As Bruce Springsteen once said: “The biggest gift your fans can give you is just treatin’ you like a human being, because anything else dehumanizes you. And that’s one of the things that has shortened the life spans, both physically and creatively, of some of the greatest rock and roll musicians.”

This book is dedicated to Springsteen’s proposition. Its unique purpose is to resurrect the stars by revealing them as who they really were –human beings, not gods. Mortals with all the fears, frailties, insecurities, and conflicting emotions as the rest of us – but struggling to survive the crucible of fame, too. This is the central new theme: the hell inside the heaven of superstardom. How being a “living legend” can be a gilded cage, an Everest without oxygen. The theme is especially timely in light of today’s American Idol you’re-nobody-if-you’re not-a-star culture.

As John Lennon sang before “getting off the merry-go-round,” Fame, puts you there where things are hollow; Fame, what you like is in the limo; Fame, what you get is no tomorrow.

But in fact, Lennon and the others, spiritual pilgrims all, got more than tomorrow. They got immortality. But Why? How? And at what price? The Rock and Roll Book of the Dead is the first title to answer these deeper questions.

It is also the first to explore the fatal similarities of these seven stars underlying their differences. All endured lonely, traumatic childhoods. All were volatile, hypersensitive, compulsive, bi-polar. All suffered disastrous affairs and/or marriages. All were consumed by a love-hate for their celebrity. All became drug addicts. All battled creative and spiritual emptiness. And, from early on, all lived in the shadow of death, and most felt predestined to an early end.

As I explore these themes and others in future blogs, I welcome any and all other voices in the discussion – questions, observations, clarifications, corrections, polemics, harangues.



After the publication of The Rock and Roll Book of the Dead in 2009, I contacted prominent biographers of the stars, asking if they might like to review the title. Several declined to do so because of the focus of the book: Death. They felt that any such title would be “doom and gloom,” morbid, and exploitative. They preferred a focus on the stars’ vitality and creativity.

This study does indeed concentrate on the extraordinary creativity of the Seven. But the fact that all died young, four of them at age 27, cannot be ignored. Nor that all had contemplated suicide, and that at least two had actually tried (Hendrix, Cobain). Nor that four (Elvis, Lennon, Garcia, Hendrix) had miraculously survived horrific car accidents , and that the other three (Morrison, Janis, and Cobain) were kamikaze drivers themselves. Nor can any responsible biographer gloss over the fact that six died from drug abuse and that the seventh, John Lennon, may have done so as well (as he nearly did during his “Lost Weekend,” 1974-75) had he not been gunned down by a demented reborn Christian.

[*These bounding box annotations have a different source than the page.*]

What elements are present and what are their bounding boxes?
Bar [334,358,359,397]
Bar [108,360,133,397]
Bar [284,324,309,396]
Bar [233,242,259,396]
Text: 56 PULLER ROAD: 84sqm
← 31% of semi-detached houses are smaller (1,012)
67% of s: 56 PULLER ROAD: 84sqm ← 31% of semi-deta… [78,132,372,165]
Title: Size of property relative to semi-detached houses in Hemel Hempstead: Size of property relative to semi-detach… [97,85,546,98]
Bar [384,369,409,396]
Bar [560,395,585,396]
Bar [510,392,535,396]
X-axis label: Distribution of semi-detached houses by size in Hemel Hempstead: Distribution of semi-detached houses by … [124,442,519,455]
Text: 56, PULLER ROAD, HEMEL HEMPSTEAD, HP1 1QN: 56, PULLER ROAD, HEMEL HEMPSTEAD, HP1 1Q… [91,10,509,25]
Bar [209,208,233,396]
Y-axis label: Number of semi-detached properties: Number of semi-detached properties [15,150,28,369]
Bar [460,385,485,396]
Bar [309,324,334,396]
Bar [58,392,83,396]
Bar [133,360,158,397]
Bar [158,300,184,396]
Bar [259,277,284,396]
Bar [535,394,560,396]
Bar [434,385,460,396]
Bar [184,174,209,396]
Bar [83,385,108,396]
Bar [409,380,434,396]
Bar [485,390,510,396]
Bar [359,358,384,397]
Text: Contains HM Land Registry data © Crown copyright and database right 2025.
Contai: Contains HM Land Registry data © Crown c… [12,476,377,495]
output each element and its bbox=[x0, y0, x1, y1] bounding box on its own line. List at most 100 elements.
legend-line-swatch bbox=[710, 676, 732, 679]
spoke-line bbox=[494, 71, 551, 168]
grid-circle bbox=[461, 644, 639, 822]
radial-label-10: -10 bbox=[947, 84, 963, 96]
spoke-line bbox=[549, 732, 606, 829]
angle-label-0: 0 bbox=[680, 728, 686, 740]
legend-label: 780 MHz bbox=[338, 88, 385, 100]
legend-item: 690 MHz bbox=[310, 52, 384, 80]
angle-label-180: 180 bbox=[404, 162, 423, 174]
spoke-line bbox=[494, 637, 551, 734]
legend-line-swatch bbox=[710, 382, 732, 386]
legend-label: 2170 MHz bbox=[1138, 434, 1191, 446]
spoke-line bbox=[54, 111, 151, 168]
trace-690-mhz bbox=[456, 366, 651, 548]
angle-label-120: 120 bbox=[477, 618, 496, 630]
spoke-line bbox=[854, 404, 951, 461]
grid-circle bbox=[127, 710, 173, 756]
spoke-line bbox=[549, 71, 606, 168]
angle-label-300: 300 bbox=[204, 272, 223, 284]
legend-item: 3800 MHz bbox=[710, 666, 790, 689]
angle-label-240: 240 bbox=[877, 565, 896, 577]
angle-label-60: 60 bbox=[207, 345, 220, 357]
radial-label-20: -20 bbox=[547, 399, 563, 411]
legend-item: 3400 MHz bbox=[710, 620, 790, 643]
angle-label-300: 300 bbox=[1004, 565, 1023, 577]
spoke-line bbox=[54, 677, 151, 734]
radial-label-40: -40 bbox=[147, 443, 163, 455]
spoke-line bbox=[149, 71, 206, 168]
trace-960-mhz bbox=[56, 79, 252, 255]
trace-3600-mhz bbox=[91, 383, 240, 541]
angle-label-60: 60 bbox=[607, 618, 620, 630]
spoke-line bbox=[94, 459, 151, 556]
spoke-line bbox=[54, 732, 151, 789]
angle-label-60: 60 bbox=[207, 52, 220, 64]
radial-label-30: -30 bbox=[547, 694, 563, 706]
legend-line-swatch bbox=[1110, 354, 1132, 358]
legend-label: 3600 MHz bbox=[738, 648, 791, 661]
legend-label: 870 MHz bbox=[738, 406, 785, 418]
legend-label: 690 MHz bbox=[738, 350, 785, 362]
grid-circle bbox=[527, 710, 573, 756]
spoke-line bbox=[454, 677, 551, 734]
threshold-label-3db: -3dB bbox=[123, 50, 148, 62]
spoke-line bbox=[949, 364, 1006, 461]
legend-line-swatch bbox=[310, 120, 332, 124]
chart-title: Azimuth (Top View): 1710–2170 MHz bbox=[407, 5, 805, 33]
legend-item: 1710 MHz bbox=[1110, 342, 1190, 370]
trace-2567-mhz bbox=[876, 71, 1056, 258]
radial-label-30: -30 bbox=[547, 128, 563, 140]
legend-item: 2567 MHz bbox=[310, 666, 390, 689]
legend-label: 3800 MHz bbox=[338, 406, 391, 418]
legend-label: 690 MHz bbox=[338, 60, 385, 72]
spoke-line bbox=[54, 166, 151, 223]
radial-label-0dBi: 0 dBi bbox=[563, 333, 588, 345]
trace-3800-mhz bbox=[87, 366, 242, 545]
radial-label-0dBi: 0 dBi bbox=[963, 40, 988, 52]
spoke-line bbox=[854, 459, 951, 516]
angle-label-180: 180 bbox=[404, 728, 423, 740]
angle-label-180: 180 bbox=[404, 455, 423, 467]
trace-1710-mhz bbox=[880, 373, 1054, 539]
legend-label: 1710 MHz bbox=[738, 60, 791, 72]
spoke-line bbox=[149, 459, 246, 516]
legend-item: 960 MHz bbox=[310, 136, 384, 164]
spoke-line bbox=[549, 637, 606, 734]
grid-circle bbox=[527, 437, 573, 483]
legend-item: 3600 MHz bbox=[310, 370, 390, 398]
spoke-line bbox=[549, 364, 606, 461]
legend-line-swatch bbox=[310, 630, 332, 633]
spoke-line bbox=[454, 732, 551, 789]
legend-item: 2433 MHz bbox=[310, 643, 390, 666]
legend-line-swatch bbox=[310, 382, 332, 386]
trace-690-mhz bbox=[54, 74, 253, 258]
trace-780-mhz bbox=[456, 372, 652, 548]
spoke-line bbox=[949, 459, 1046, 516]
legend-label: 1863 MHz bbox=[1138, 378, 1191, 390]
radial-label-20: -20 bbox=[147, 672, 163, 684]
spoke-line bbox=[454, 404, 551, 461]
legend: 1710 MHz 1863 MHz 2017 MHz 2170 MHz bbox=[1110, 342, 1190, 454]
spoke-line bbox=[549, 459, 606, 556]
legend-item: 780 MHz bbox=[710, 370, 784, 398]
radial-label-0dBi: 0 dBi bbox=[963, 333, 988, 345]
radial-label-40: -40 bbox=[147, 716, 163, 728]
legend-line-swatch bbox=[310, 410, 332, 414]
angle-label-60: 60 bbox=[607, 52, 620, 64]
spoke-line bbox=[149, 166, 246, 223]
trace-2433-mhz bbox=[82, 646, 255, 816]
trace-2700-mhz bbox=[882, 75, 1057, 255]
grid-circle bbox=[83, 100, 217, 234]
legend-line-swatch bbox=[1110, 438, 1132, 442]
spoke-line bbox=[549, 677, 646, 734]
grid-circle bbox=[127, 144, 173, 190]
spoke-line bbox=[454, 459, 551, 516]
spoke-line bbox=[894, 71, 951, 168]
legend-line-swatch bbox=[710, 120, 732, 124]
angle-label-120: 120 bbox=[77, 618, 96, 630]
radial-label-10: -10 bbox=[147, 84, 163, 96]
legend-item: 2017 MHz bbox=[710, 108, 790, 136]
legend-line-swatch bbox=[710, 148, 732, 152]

If these fatal attractions cannot be overlooked, how do we understand them in the context of the unparalleled creativity of the Seven?

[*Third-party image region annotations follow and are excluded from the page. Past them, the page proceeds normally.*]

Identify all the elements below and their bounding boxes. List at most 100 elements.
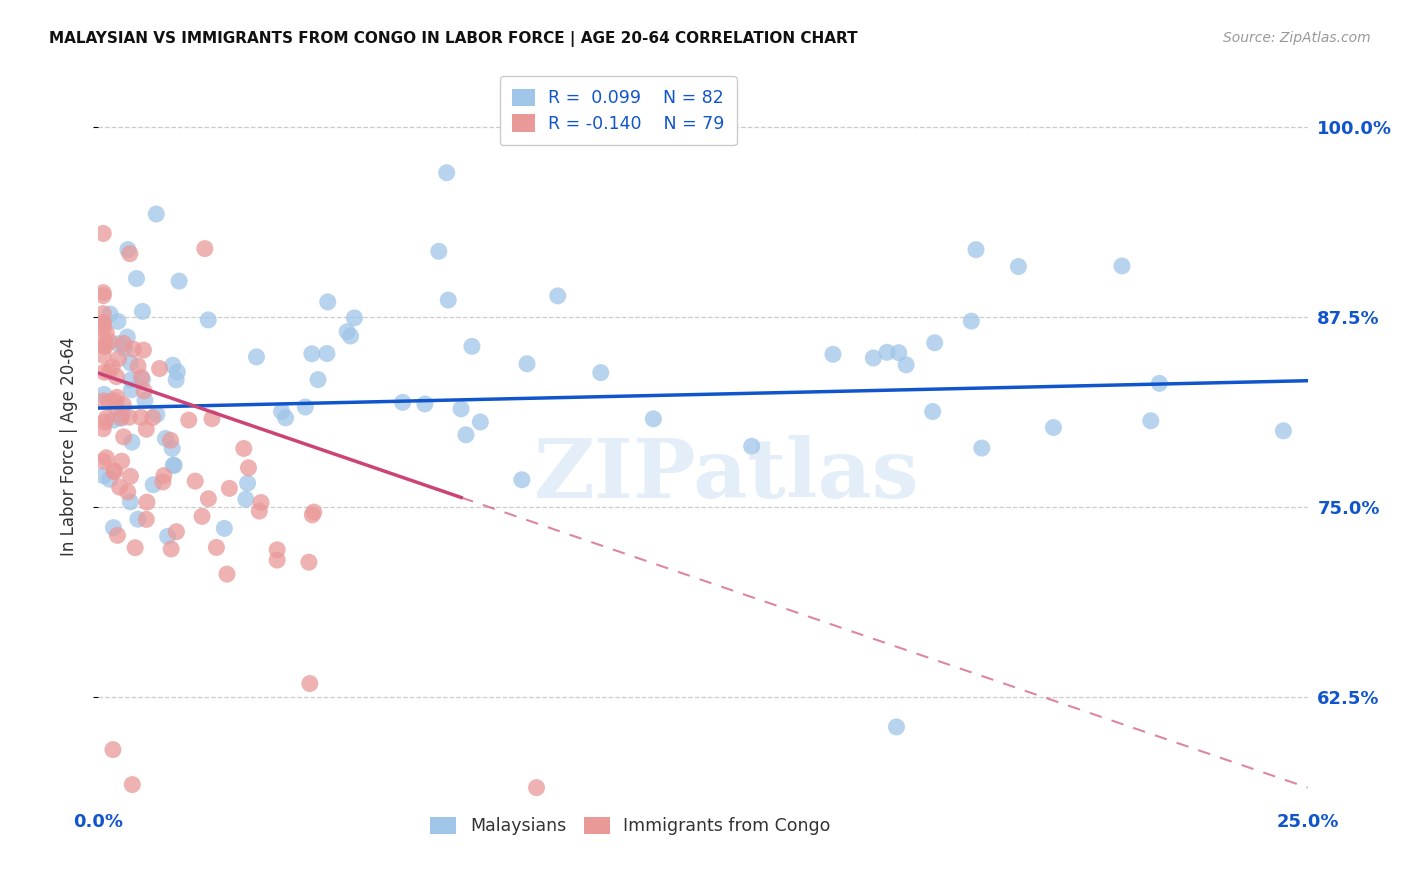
Point xyxy=(197,313,219,327)
Point xyxy=(110,411,132,425)
Point xyxy=(886,720,908,734)
Point xyxy=(132,384,155,398)
Point xyxy=(117,330,139,344)
Point xyxy=(124,541,146,555)
Point xyxy=(316,294,339,309)
Point xyxy=(970,441,993,455)
Point xyxy=(103,521,125,535)
Point xyxy=(96,411,118,425)
Point xyxy=(103,464,125,478)
Point xyxy=(91,307,114,321)
Point xyxy=(120,356,142,370)
Point xyxy=(91,285,114,300)
Point xyxy=(894,358,917,372)
Point xyxy=(250,495,273,509)
Point xyxy=(105,369,128,384)
Point xyxy=(461,339,484,353)
Point xyxy=(112,336,135,351)
Point xyxy=(1007,260,1029,274)
Point xyxy=(266,542,288,557)
Point xyxy=(235,492,257,507)
Point xyxy=(960,314,983,328)
Point xyxy=(93,365,115,379)
Point xyxy=(91,227,114,241)
Point xyxy=(274,410,297,425)
Point xyxy=(125,271,148,285)
Point xyxy=(142,477,165,491)
Point xyxy=(247,504,270,518)
Point xyxy=(1111,259,1133,273)
Point xyxy=(391,395,413,409)
Point xyxy=(131,304,153,318)
Point xyxy=(153,468,176,483)
Point xyxy=(302,505,325,519)
Point xyxy=(547,289,569,303)
Point xyxy=(167,274,190,288)
Point xyxy=(98,365,121,379)
Point xyxy=(120,495,142,509)
Point xyxy=(924,335,946,350)
Point xyxy=(121,778,143,792)
Point xyxy=(101,742,124,756)
Y-axis label: In Labor Force | Age 20-64: In Labor Force | Age 20-64 xyxy=(59,336,77,556)
Point xyxy=(162,358,184,372)
Point xyxy=(205,541,228,555)
Point xyxy=(120,383,142,397)
Point xyxy=(107,314,129,328)
Point xyxy=(413,397,436,411)
Point xyxy=(436,166,458,180)
Point xyxy=(98,472,121,486)
Point xyxy=(165,524,187,539)
Point xyxy=(1272,424,1295,438)
Point xyxy=(184,474,207,488)
Point xyxy=(91,288,114,302)
Point xyxy=(516,357,538,371)
Text: MALAYSIAN VS IMMIGRANTS FROM CONGO IN LABOR FORCE | AGE 20-64 CORRELATION CHART: MALAYSIAN VS IMMIGRANTS FROM CONGO IN LA… xyxy=(49,31,858,47)
Point xyxy=(232,442,254,456)
Point xyxy=(127,512,149,526)
Point xyxy=(129,410,152,425)
Point xyxy=(142,410,165,425)
Point xyxy=(427,244,450,259)
Point xyxy=(117,243,139,257)
Point xyxy=(103,465,125,479)
Point xyxy=(876,345,898,359)
Point xyxy=(91,422,114,436)
Point xyxy=(156,529,179,543)
Point xyxy=(117,485,139,500)
Point xyxy=(118,410,141,425)
Point xyxy=(159,434,181,448)
Point xyxy=(238,460,260,475)
Point xyxy=(135,512,157,526)
Point xyxy=(298,676,321,690)
Point xyxy=(160,541,183,556)
Point xyxy=(450,401,472,416)
Point xyxy=(1139,414,1161,428)
Point xyxy=(107,336,129,351)
Point xyxy=(316,346,339,360)
Point xyxy=(91,394,114,409)
Point xyxy=(821,347,844,361)
Point xyxy=(112,398,135,412)
Point xyxy=(93,334,115,348)
Point xyxy=(1042,420,1064,434)
Point xyxy=(131,372,153,386)
Point xyxy=(107,351,129,366)
Point xyxy=(470,415,492,429)
Point xyxy=(134,393,156,408)
Point xyxy=(91,321,114,335)
Point xyxy=(266,553,288,567)
Point xyxy=(96,326,118,340)
Point xyxy=(101,359,124,374)
Point xyxy=(921,404,943,418)
Point xyxy=(454,427,477,442)
Point xyxy=(214,521,236,535)
Point xyxy=(91,348,114,362)
Point xyxy=(103,413,125,427)
Point xyxy=(91,468,114,483)
Point xyxy=(301,347,323,361)
Point xyxy=(111,454,134,468)
Point xyxy=(91,339,114,353)
Point xyxy=(965,243,987,257)
Point xyxy=(148,361,170,376)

Quite simply, like other extraordinary but unstable artists of history – whether musicians, writers, painters – all Seven had self-destructive tendencies. When his lover, Linda Thompson, asked Elvis what his greatest fault was, he told her: “I’m self-destructive. But there’s not a lot I can do about it.” The other six stars freely admitted this, too.

Each was a high-wire artist working without a net in the world’s most explosive and dangerous business: rock and roll. Living on the edge stoked their creative fires and made their art all the more urgent, intense, and mesmerizing to fans. They all lived and rocked the way they drove: at 200 mph and passing on blind curves (the way Janis, Jim, and Jimi did down Mulholland; and Elvis on EP Boulevard). In the end, they all died by rock and roll just as surely as they had lived for it.

Destructiveness and excess can be the other side of the creative coin. Freud’s life-drive / death-drive divide often at the heart of creative genius. As his student, Carl Jung, wrote: “Great talents are the most lovely and often the most dangerous fruits on the tree of humanity. They hang upon the most slender twigs that are easily snapped off.”